A second more recent and very large retrospective study was done in 2008. This study specifically asked the question "Are blood cultures more likely to be positive if collected at or near the time that a patient's fever spikes?" The study was powerful because it included a large number of patients, large number of positive blood cultures, and wide variety of organisms causing bacteremia and sepsis. The study was designed to look at the yield of blood cultures collected within one hour of a fever spiking, and compare that to the yield of blood cultures collected either 2-24 hours before or after a fever peaked.
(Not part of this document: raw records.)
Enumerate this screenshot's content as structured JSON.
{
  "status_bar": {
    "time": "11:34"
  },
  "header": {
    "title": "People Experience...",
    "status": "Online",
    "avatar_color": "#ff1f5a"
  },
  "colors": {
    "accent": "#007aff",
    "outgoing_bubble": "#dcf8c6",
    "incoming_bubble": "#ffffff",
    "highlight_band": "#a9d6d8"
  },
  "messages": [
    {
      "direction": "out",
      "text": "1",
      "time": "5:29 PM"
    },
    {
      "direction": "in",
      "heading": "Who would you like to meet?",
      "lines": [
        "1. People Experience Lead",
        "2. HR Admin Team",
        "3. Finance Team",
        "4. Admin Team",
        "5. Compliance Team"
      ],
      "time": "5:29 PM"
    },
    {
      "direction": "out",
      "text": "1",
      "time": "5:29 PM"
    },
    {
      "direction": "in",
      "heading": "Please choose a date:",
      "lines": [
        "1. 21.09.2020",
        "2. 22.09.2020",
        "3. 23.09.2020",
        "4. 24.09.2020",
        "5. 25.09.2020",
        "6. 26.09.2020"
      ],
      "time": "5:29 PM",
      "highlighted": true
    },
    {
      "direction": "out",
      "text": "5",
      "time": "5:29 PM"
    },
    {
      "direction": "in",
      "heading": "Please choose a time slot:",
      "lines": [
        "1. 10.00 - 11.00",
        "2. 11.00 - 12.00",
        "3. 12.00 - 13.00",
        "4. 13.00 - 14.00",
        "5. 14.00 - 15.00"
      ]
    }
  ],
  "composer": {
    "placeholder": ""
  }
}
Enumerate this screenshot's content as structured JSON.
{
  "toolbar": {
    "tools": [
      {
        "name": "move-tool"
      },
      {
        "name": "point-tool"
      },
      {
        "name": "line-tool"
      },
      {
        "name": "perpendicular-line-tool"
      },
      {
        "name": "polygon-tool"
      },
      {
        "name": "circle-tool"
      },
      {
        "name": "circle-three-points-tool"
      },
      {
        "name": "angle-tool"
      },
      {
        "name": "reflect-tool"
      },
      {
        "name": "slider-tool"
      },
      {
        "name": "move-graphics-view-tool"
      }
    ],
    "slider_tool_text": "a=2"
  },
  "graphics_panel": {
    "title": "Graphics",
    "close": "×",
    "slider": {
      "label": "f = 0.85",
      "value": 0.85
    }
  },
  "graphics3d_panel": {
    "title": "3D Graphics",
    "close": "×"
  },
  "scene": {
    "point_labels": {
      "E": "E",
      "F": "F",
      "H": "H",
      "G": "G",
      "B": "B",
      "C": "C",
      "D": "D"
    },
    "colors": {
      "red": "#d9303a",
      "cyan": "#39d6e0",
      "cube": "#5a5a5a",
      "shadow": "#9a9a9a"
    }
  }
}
The study found that there was no relationship between culture yield, that is the chance that a bactermic or septic patient would have a positive blood culture, and the timing of the draw relative to fever spiking. Their results were consistent with another smaller study published earlier, and on the whole they recommended that blood cultures be collected when it is convenient to do so. Rather than focusing resources on the timing of blood cultures, the authors recommend focusing on aseptic technique and culturing an adequate volume of blood.
Since there is little good evidence that timing of blood cultures matters, and for many patients it is imperative to get an adequate volume of blood collected for culture before antibiotics are started, our current process in the emergency department is to collect two 30 cc blood cultures when sepsis is suspected, without any artificial delay or wait between collections. This allows us to collect an optimal volume of blood for pathogen detection, 60 cc, in a short period of time to allow for antibiotic treatment of high risk patients to begin after appropriate cultures are obtained.
During the conference each case ends by going back to the original question. The audience is polled again to see how they respond after hearing the data and/or evidence on the question. Evidence of learning is documented in real time, by seeing whether the distribution of answers changes after the information is presented. Finally each case ends with an indication of what I believe to be the correct answer.
In this case the best answer would be collect two 30 cc blood cultures nearly simultaneously at admission.